One other aspect of civil-rights law that warrants examination is the notion of disparate impact. This concept originated in a 1971 Supreme Court case called Griggs v. Duke Power Company, in which the Court held that a criterion used for hiring can be found to constitute illegal discrimination when individuals of one race or sex are more likely to meet the criterion, even if the employer does not treat applicants differently on the basis of their race or sex. The specific practice at issue in the case was a test on which the average score for blacks was lower than for whites.

Within reason, disparate impact makes sense in civil-rights law if criteria are genuinely arbitrary and serve no purpose other than to exclude members of a particular demographic group. For example, if an employer discriminates against applicants with long hair, it’s reasonable to view this as discrimination against women, even if long-haired men are similarly treated and short-haired women are not. However, disparate-impact litigation could have a disastrous effect on company culture. To the extent that a “woke” corporate culture attracts more women to a company, failure to create such a culture could be found to have a disparate impact on women. Congress codified the Griggs decision in a statute known as the Civil Rights Act of 1991 (not to be confused with the Civil Rights Act of 1964, the landmark legislation passed in response to the activism of Martin Luther King). Congress can fix this problem by amending the Civil Rights Act of 1991 to add an exception specifying that the establishment of a corporate culture that prioritises truth-seeking and intellectual honesty over emotional comfort is not subject to legal challenge on disparate-impact grounds.

Congress can also help by enacting legislation to protect employee free-speech rights. While the First Amendment only protects citizens from the government, legislation could protect employees from having their freedom of speech restricted by their employers. There are legitimate disagreements about employees’ freedom to express their political views while on the job. It seems reasonable to me that employers should be able to restrict this when an employee is representing the company to customers, and special types of employers such as political parties and certain non-profits have a legitimate interest in ensuring that their employees are genuinely committed to a political mission in a way that a for-profit company does not. At a bare minimum, though, employees of for-profit companies should have the freedom to express a broad spectrum of political, religious, and ideological views when they are off the job.

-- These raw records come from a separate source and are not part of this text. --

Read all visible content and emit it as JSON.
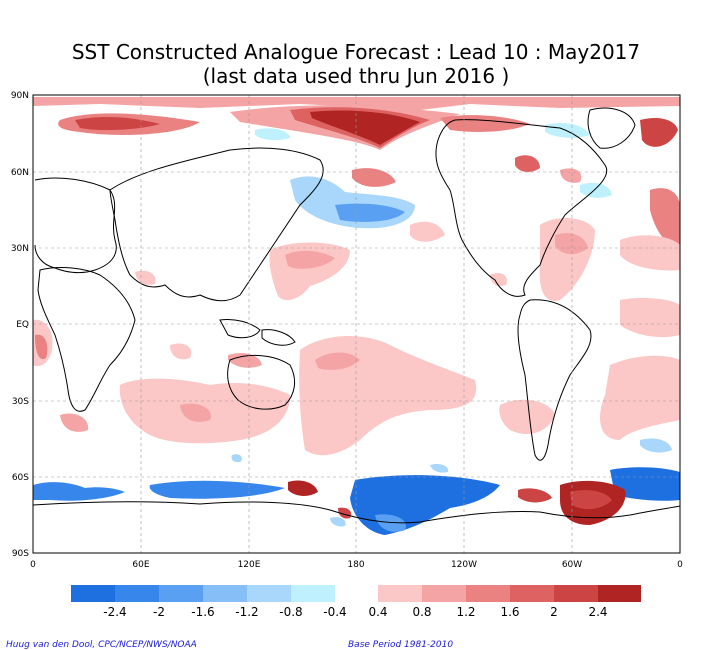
{
  "title_line1": "SST Constructed Analogue Forecast : Lead 10 : May2017",
  "title_line2": "(last data used thru Jun 2016 )",
  "lat_labels": [
    "90N",
    "60N",
    "30N",
    "EQ",
    "30S",
    "60S",
    "90S"
  ],
  "lon_labels": [
    "0",
    "60E",
    "120E",
    "180",
    "120W",
    "60W",
    "0"
  ],
  "colorbar": {
    "labels": [
      "-2.4",
      "-2",
      "-1.6",
      "-1.2",
      "-0.8",
      "-0.4",
      "0.4",
      "0.8",
      "1.2",
      "1.6",
      "2",
      "2.4"
    ],
    "negative_colors": [
      "#1e6fe0",
      "#3786ec",
      "#5aa0f2",
      "#86bef7",
      "#a9d7fb",
      "#bff0fd"
    ],
    "positive_colors": [
      "#fbc7c7",
      "#f4a4a4",
      "#ea8282",
      "#de6262",
      "#cd4444",
      "#b02424"
    ]
  },
  "credit_left": "Huug van den Dool, CPC/NCEP/NWS/NOAA",
  "credit_right": "Base Period 1981-2010",
  "icons": {
    "map": "world-sst-anomaly-map"
  }
}
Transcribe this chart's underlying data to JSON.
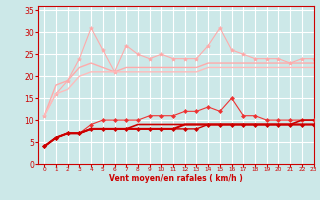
{
  "bg_color": "#cce8e8",
  "grid_color": "#ffffff",
  "xlabel": "Vent moyen/en rafales ( km/h )",
  "xlabel_color": "#cc0000",
  "tick_color": "#cc0000",
  "xlim": [
    -0.5,
    23
  ],
  "ylim": [
    0,
    36
  ],
  "yticks": [
    0,
    5,
    10,
    15,
    20,
    25,
    30,
    35
  ],
  "xticks": [
    0,
    1,
    2,
    3,
    4,
    5,
    6,
    7,
    8,
    9,
    10,
    11,
    12,
    13,
    14,
    15,
    16,
    17,
    18,
    19,
    20,
    21,
    22,
    23
  ],
  "series": [
    {
      "x": [
        0,
        1,
        2,
        3,
        4,
        5,
        6,
        7,
        8,
        9,
        10,
        11,
        12,
        13,
        14,
        15,
        16,
        17,
        18,
        19,
        20,
        21,
        22,
        23
      ],
      "y": [
        11,
        16,
        19,
        24,
        31,
        26,
        21,
        27,
        25,
        24,
        25,
        24,
        24,
        24,
        27,
        31,
        26,
        25,
        24,
        24,
        24,
        23,
        24,
        24
      ],
      "color": "#ffaaaa",
      "lw": 0.8,
      "marker": "*",
      "ms": 3,
      "zorder": 2
    },
    {
      "x": [
        0,
        1,
        2,
        3,
        4,
        5,
        6,
        7,
        8,
        9,
        10,
        11,
        12,
        13,
        14,
        15,
        16,
        17,
        18,
        19,
        20,
        21,
        22,
        23
      ],
      "y": [
        11,
        18,
        19,
        22,
        23,
        22,
        21,
        22,
        22,
        22,
        22,
        22,
        22,
        22,
        23,
        23,
        23,
        23,
        23,
        23,
        23,
        23,
        23,
        23
      ],
      "color": "#ffaaaa",
      "lw": 1.0,
      "marker": null,
      "ms": 0,
      "zorder": 2
    },
    {
      "x": [
        0,
        1,
        2,
        3,
        4,
        5,
        6,
        7,
        8,
        9,
        10,
        11,
        12,
        13,
        14,
        15,
        16,
        17,
        18,
        19,
        20,
        21,
        22,
        23
      ],
      "y": [
        11,
        16,
        17,
        20,
        21,
        21,
        21,
        21,
        21,
        21,
        21,
        21,
        21,
        21,
        22,
        22,
        22,
        22,
        22,
        22,
        22,
        22,
        22,
        22
      ],
      "color": "#ffbbbb",
      "lw": 1.0,
      "marker": null,
      "ms": 0,
      "zorder": 2
    },
    {
      "x": [
        0,
        1,
        2,
        3,
        4,
        5,
        6,
        7,
        8,
        9,
        10,
        11,
        12,
        13,
        14,
        15,
        16,
        17,
        18,
        19,
        20,
        21,
        22,
        23
      ],
      "y": [
        4,
        6,
        7,
        7,
        9,
        10,
        10,
        10,
        10,
        11,
        11,
        11,
        12,
        12,
        13,
        12,
        15,
        11,
        11,
        10,
        10,
        10,
        10,
        10
      ],
      "color": "#ee3333",
      "lw": 0.8,
      "marker": "D",
      "ms": 2,
      "zorder": 3
    },
    {
      "x": [
        0,
        1,
        2,
        3,
        4,
        5,
        6,
        7,
        8,
        9,
        10,
        11,
        12,
        13,
        14,
        15,
        16,
        17,
        18,
        19,
        20,
        21,
        22,
        23
      ],
      "y": [
        4,
        6,
        7,
        7,
        8,
        8,
        8,
        8,
        9,
        9,
        9,
        9,
        9,
        9,
        9,
        9,
        9,
        9,
        9,
        9,
        9,
        9,
        10,
        10
      ],
      "color": "#cc0000",
      "lw": 1.2,
      "marker": null,
      "ms": 0,
      "zorder": 3
    },
    {
      "x": [
        0,
        1,
        2,
        3,
        4,
        5,
        6,
        7,
        8,
        9,
        10,
        11,
        12,
        13,
        14,
        15,
        16,
        17,
        18,
        19,
        20,
        21,
        22,
        23
      ],
      "y": [
        4,
        6,
        7,
        7,
        8,
        8,
        8,
        8,
        8,
        8,
        8,
        8,
        9,
        9,
        9,
        9,
        9,
        9,
        9,
        9,
        9,
        9,
        9,
        9
      ],
      "color": "#cc0000",
      "lw": 1.5,
      "marker": null,
      "ms": 0,
      "zorder": 3
    },
    {
      "x": [
        0,
        1,
        2,
        3,
        4,
        5,
        6,
        7,
        8,
        9,
        10,
        11,
        12,
        13,
        14,
        15,
        16,
        17,
        18,
        19,
        20,
        21,
        22,
        23
      ],
      "y": [
        4,
        6,
        7,
        7,
        8,
        8,
        8,
        8,
        8,
        8,
        8,
        8,
        8,
        8,
        9,
        9,
        9,
        9,
        9,
        9,
        9,
        9,
        9,
        9
      ],
      "color": "#cc0000",
      "lw": 1.0,
      "marker": "D",
      "ms": 2,
      "zorder": 3
    }
  ]
}
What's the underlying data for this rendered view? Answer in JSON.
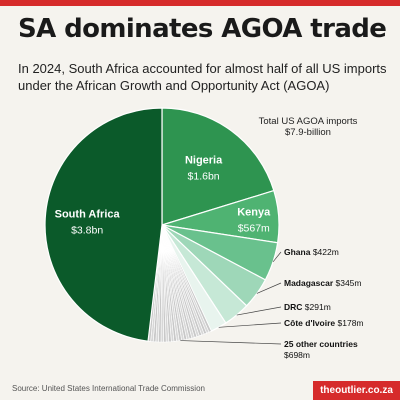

The politically correct trope in recent decades has been that, when sex differences in political attitudes arise, women are presumed to be right and men are expected to change their views accordingly. This presumption needs to end. Instead, we should adopt an approach of dialogue towards mutual understanding, with an openness to the possibility that men and women may both have something to learn from one another. A mature society does not fetishise either sex. It seeks to harness the good that both bring while suppressing the vices that may be more prevalent among each.

The most important changes go beyond sex differences and consist of ensuring that future generations understand why free speech, equality, and tolerance need to be cherished and protected. It is the failure of our education system to transmit these values that has caused the current crisis, and we need to act quickly to reverse these troubling trends among our young men and women alike. Organisations like the American Council of Trustees and Alumni, the Foundation Against Intolerance and Racism, and the North American Values Institute are already engaged in this crucial work and they deserve our support. Andrews contends that “the rule of law will not survive the legal profession becoming majority female.” I’d rather see a Supreme Court with nine female justices who are committed to our Constitution than the confirmation of even one male justice who believes that the First Amendment is outdated or that offensive speech should be criminalised. If the ideological makeup of the Senate shifts far enough that such a justice could be confirmed, then it may be too late to reverse the cultural shift before it proves catastrophic. The time to act is now.